前言
HashMap在面试中经常会问到,包括它的底层实现,与其他容器的比较以及1.8前后实现的比较。
HashMap的简要介绍
在JDK1.8中,HashMap的实现方式是数组+链表/红黑树,存储的是无序键值对映射,非线程安全。
HashMap采用数组来存储key、value构成的Entry对象,无容量限制,其默认初始数组大小为16,负载因子为0.75,hash冲突时采用链表解决冲突,若链表长度超过8则将其转为红黑树,红黑树中节点少于6时转为链表。
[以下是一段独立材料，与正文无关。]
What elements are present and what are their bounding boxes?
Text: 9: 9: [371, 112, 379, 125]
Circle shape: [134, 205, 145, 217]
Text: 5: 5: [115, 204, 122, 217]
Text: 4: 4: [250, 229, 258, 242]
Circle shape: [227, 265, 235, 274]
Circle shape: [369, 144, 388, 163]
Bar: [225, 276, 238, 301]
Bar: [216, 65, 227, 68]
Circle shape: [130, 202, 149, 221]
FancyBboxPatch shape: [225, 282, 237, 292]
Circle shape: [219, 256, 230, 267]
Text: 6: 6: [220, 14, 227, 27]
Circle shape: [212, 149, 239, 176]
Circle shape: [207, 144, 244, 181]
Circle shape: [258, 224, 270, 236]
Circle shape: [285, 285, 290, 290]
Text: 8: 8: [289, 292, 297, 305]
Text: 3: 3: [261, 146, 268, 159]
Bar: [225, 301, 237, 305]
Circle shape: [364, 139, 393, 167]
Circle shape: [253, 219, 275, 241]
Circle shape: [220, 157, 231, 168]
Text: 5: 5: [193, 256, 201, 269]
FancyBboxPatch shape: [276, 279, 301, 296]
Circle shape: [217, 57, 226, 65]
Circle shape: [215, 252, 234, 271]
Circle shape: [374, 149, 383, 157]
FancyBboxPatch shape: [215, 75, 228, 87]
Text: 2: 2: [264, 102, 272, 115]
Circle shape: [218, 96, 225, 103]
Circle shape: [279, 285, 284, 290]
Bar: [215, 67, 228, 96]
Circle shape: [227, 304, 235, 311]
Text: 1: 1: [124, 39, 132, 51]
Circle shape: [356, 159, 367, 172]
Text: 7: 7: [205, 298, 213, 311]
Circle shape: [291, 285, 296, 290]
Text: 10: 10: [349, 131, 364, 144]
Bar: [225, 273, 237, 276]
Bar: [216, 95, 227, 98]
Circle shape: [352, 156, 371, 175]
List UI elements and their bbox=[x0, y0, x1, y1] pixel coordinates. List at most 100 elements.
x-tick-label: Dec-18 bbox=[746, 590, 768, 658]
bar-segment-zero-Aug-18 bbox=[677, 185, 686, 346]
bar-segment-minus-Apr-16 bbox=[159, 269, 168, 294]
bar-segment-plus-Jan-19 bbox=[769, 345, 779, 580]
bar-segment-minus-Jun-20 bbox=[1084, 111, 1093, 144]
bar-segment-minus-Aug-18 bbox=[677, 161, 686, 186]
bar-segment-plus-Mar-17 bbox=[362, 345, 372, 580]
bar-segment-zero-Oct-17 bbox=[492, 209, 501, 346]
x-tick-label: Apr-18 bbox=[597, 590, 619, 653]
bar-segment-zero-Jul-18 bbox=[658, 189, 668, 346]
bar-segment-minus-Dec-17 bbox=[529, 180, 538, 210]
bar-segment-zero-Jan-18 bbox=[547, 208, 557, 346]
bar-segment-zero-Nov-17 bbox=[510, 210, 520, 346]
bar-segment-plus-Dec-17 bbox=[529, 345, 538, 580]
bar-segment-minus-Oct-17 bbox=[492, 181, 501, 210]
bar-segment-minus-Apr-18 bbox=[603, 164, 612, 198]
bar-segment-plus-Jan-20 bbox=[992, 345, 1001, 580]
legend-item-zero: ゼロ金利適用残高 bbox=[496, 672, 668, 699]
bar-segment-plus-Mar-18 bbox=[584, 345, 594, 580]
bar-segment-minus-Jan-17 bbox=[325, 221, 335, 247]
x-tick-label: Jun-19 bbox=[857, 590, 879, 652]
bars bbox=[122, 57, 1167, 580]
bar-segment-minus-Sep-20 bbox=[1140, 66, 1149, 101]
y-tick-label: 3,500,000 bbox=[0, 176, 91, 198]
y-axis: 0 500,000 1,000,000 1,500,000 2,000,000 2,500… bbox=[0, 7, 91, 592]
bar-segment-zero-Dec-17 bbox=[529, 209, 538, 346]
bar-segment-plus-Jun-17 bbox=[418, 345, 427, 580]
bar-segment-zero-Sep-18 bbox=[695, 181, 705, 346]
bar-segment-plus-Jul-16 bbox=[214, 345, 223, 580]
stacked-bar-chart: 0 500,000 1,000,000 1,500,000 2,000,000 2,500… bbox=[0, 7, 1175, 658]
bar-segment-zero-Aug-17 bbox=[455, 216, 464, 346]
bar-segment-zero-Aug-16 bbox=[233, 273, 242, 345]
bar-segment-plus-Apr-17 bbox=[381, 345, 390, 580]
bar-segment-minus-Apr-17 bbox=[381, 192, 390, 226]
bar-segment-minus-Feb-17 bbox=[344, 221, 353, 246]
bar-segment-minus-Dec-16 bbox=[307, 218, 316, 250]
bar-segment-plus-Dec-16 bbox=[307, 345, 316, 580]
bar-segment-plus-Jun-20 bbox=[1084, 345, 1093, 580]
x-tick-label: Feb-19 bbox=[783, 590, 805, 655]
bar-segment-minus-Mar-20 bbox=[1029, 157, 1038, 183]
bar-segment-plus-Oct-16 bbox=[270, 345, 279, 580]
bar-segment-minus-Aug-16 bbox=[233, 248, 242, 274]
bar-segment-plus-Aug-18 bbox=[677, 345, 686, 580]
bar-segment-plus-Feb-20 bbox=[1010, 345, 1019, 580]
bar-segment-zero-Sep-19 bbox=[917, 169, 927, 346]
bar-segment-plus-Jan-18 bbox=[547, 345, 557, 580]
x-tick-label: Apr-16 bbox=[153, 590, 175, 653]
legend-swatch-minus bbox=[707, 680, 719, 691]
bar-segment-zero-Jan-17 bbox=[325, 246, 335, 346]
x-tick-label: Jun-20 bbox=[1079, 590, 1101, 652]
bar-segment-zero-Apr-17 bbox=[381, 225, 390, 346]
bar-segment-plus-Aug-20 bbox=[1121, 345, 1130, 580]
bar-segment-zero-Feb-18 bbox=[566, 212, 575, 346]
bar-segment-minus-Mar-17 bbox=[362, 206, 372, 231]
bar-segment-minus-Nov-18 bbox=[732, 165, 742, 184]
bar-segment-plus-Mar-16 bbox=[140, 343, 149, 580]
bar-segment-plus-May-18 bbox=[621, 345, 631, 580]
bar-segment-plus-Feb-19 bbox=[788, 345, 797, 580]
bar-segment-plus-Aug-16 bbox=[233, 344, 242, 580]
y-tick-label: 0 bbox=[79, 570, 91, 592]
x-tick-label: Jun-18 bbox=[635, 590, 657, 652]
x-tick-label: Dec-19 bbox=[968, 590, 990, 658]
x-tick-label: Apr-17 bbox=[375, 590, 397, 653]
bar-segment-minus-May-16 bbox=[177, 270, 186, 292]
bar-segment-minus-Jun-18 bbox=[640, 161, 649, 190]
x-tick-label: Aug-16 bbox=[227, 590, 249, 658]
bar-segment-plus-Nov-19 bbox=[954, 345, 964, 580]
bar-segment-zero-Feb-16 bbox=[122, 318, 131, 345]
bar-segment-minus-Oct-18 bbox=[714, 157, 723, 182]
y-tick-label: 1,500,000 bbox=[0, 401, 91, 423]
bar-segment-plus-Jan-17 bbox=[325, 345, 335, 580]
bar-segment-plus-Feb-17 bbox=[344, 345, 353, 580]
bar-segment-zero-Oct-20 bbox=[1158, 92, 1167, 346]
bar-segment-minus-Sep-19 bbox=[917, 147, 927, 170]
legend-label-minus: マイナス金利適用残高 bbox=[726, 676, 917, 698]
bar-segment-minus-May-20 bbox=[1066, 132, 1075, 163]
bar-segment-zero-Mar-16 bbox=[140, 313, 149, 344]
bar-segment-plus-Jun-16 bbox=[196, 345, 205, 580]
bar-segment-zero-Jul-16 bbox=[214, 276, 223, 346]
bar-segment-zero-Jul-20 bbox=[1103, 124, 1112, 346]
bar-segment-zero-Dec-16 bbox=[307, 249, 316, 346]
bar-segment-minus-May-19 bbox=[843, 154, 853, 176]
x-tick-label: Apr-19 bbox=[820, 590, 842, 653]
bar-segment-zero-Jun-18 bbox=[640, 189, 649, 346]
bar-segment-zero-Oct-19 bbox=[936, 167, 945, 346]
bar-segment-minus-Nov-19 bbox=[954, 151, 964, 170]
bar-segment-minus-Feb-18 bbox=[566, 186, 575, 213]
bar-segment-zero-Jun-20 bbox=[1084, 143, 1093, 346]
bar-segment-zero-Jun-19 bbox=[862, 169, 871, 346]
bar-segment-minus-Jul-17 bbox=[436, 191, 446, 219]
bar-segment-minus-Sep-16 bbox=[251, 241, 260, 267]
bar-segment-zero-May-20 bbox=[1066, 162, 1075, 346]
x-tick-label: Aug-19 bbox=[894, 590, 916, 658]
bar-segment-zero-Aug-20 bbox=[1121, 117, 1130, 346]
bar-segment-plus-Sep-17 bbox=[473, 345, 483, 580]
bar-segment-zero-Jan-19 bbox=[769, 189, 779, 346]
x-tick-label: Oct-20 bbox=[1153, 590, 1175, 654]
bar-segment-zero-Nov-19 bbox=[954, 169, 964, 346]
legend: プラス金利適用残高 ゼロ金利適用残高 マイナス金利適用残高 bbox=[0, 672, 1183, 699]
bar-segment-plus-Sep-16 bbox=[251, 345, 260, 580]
(不过源码中也提到了在负载因子等于0.75的情况下,链表长度超过8的可能性极低),如果存放的key是自定义类,则需要重写hashcode和equal方法。
由图可得出其继承关系分别是继承自AbstractMap,实现了Cloneable、Map、Serializable接口。
从源码分析HashMap
成员变量
static final int DEFAULT_INITIAL_CAPACITY = 1 << 4;//初始默认底层数组大小为16
static final float DEFAULT_LOAD_FACTOR = 0.75f;//默认装载因子为0.75
static final int TREEIFY_THRESHOLD = 8;//树化阈值
static final int UNTREEIFY_THRESHOLD = 6;//链表化阈值
static final int MIN_TREEIFY_CAPACITY = 64;//数组大于这个值才会发生链表转红黑树
transient Node<K,V>[] table;//HashMap的底层实际就是这个数组,大小要求是2的幂次方
transient int size;//容器内键值对映射的数量
//以下是实际存储节点的类
//链表节点
static class Node<K,V> implements Map.Entry<K,V> {
final int hash;
final K key;
V value;
Node<K,V> next;
Node(int hash, K key, V value, Node<K,V> next) {
this.hash = hash;
this.key = key;
this.value = value;
this.next = next;
}
public final K getKey() { return key; }
public final V getValue() { return value; }
public final String toString() { return key + "=" + value; }
public final int hashCode() {
return Objects.hashCode(key) ^ Objects.hashCode(value);
}
public final V setValue(V newValue) {
V oldValue = value;
value = newValue;
return oldValue;
}
public final boolean equals(Object o) {
if (o == this)
return true;
if (o instanceof Map.Entry) {
Map.Entry<?,?> e = (Map.Entry<?,?>)o;
if (Objects.equals(key, e.getKey()) &&
Objects.equals(value, e.getValue()))
return true;
}
return false;
}
}
//红黑树节点
static final class TreeNode<K,V> extends LinkedHashMap.Entry<K,V> {
TreeNode<K,V> parent; // red-black tree links
TreeNode<K,V> left;
TreeNode<K,V> right;
TreeNode<K,V> prev; // needed to unlink next upon deletion
boolean red;
TreeNode(int hash, K key, V val, Node<K,V> next) {
super(hash, key, val, next);
}
/**
* Returns root of tree containing this node.
*/
final TreeNode<K,V> root() {
for (TreeNode<K,V> r = this, p;;) {
if ((p = r.parent) == null)
return r;
r = p;
}
}
构造方法
//HashMap的构造方法有4种,着重看这个
public HashMap(int initialCapacity, float loadFactor) {//传入初始大小和装载因子
if (initialCapacity < 0)
throw new IllegalArgumentException("Illegal initial capacity: " +
initialCapacity);
if (initialCapacity > MAXIMUM_CAPACITY)//超过最大值就用2的30次方
initialCapacity = MAXIMUM_CAPACITY;
if (loadFactor <= 0 || Float.isNaN(loadFactor))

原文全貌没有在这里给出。